Alcuni sono stati dimenticati altri resistono
La sera che precedeva la festa, cioè il 3 febbraio, i contadini del comprensorio forlivese e oltre bruciavano cataste di fascine di ramaglie in segno di allegria e di devozione alla Madonna del Fuoco. È da questa antica pratica, pian piano abbandonata, che è nata la tradizione dei lumini rossi accesi sui davanzali delle finestre delle case, ad iniziare dal centro storico di Forlì dove non era possibile accendere i fuochi, se non nei tanti orti che esistevano entro le mura.
Alla Madonna ci si rivolgeva per invocare un buon raccolto accendendo i fuochi in suo onore e cantando, ovviamente in dialetto romagnolo: Allegria, allegria, / Madonnina benedetta! /
Madonnina di Forlì / fate allegria anche a me.

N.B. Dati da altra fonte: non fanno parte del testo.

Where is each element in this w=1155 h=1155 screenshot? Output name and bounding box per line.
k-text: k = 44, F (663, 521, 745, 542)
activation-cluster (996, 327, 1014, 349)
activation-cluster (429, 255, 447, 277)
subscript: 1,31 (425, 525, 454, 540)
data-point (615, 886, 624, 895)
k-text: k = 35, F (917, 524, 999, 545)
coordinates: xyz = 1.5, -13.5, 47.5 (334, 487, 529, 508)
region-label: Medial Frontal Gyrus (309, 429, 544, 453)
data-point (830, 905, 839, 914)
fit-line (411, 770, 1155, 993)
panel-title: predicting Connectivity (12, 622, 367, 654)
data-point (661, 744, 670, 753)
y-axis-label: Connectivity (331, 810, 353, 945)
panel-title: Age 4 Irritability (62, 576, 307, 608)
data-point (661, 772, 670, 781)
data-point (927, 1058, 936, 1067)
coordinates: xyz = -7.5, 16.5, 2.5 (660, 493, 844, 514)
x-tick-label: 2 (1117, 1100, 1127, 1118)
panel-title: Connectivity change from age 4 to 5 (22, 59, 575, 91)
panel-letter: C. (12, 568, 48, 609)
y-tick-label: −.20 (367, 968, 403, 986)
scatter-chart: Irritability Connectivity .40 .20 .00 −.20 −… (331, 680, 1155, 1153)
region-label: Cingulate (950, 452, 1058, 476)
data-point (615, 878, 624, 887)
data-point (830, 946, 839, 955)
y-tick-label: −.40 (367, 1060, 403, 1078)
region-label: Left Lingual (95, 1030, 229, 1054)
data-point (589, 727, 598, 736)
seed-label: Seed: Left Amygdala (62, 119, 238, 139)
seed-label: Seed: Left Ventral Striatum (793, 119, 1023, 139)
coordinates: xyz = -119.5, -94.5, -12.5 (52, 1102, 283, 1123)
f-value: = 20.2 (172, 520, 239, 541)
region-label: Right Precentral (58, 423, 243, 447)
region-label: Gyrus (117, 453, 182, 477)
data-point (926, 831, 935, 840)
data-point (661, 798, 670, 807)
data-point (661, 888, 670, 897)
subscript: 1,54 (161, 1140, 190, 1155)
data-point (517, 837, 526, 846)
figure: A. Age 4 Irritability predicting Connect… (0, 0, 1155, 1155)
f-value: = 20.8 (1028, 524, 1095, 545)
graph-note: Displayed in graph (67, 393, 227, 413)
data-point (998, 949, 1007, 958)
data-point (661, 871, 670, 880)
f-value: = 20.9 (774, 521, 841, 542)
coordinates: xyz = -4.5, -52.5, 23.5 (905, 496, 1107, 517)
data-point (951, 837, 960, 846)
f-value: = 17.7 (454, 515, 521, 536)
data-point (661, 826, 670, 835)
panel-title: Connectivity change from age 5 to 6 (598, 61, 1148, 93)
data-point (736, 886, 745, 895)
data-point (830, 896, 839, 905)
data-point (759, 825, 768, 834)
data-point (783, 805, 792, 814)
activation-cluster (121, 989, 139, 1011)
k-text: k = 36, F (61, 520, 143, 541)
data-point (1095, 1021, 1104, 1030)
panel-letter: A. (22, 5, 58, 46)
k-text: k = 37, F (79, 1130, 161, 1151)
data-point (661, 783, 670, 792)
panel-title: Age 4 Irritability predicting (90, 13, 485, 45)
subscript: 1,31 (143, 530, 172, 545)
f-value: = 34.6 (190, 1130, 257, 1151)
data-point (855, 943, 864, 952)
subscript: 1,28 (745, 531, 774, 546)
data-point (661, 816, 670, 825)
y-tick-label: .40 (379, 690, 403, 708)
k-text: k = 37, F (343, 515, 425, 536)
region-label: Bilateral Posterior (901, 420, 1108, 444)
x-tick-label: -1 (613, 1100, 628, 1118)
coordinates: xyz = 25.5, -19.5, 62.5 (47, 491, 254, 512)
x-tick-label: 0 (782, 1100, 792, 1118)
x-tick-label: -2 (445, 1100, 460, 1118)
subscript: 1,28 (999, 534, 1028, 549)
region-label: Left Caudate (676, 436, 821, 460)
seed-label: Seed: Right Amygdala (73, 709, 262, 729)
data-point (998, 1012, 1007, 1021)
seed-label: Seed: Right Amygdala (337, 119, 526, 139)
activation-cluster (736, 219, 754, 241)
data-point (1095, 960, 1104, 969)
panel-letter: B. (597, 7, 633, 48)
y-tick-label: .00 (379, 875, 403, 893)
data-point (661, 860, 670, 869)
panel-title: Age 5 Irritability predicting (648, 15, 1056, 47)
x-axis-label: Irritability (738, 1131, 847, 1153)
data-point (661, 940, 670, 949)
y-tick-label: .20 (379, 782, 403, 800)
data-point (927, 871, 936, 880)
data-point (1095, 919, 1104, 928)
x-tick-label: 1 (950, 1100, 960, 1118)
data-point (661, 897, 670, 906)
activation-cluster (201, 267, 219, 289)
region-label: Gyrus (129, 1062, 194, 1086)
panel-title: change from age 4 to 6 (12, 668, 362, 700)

La sera della vigilia, dopo cena, era tradizione riempire delle cannucce di strame tonde e solide con polvere focaia. Verso le diciannove si mettevano le pagliuzze piene in un angolo della tavola e si accendevano con un fiammifero. Non appena bruciato il cappuccio di paglia il fuoco toccava la polvere e a quel punto la pagliuzza faceva un piccolo salto. Nella stragrande maggioranza dei casi la pagliuzza cadeva sul pavimento e girava per la cucina con la fiammella accesa (può essere paragonabile a una girandola innocua utilizzata oggi in occasione del capodanno).
Della consuetudine di prepare queste pagliuzze da molto tempo si è persa memoria.
In occasione del 4 febbraio a Forlì veniva messo in vendita un vino prodotto solo in zona: l’aleatico, che veniva tratto da un vitigno che dà uva con acini rotondi di color nero-bluastro e aroma caratteristico, da cui si ricava l’omonimo vino, dolce e liquoroso, di color rosso rubino.
Per le strade passavano i venditori che, come se fossero dei banditori, annunciavano che erano in possesso di “alèatic” da vendere. Anche questa tradizione è cessata molti decenni fa.
Una tradizione che si conserva, ma che fa i conti con le esigenze dei palati dei forlivesi da decenni abituati ad altri sapori, è quella della piadina della Madonna del Fuoco.
A Forlì tutto ciò che è schiacciato e commestibile porta il nome di piadina: la “piada” originale (la piè) ovviamente, ma anche la piadina salata che altrove si chiamerebbe focaccia, schiacciata o anche torta salata. La piadina della Madonna del Fuoco è una “specie” autoctona, una sorta di invitante “maritozzo” che non somiglia per nulla alla piadina romagnola e per di più è dolce. Nella versione moderna viene farcita con crema, cioccolata, uvetta o marzapane. Questo chiede il mercato. L’importante, però, è che non manchi l’ingrediente aromatico fondamentale: l’anice, anche se viene prodotta anche senza. Questa è una tradizione che si conserva, non a caso la piadina della Madonna del Fuoco si può già acquistare nei forni, così come nei negozi alimentari e nei supermercati.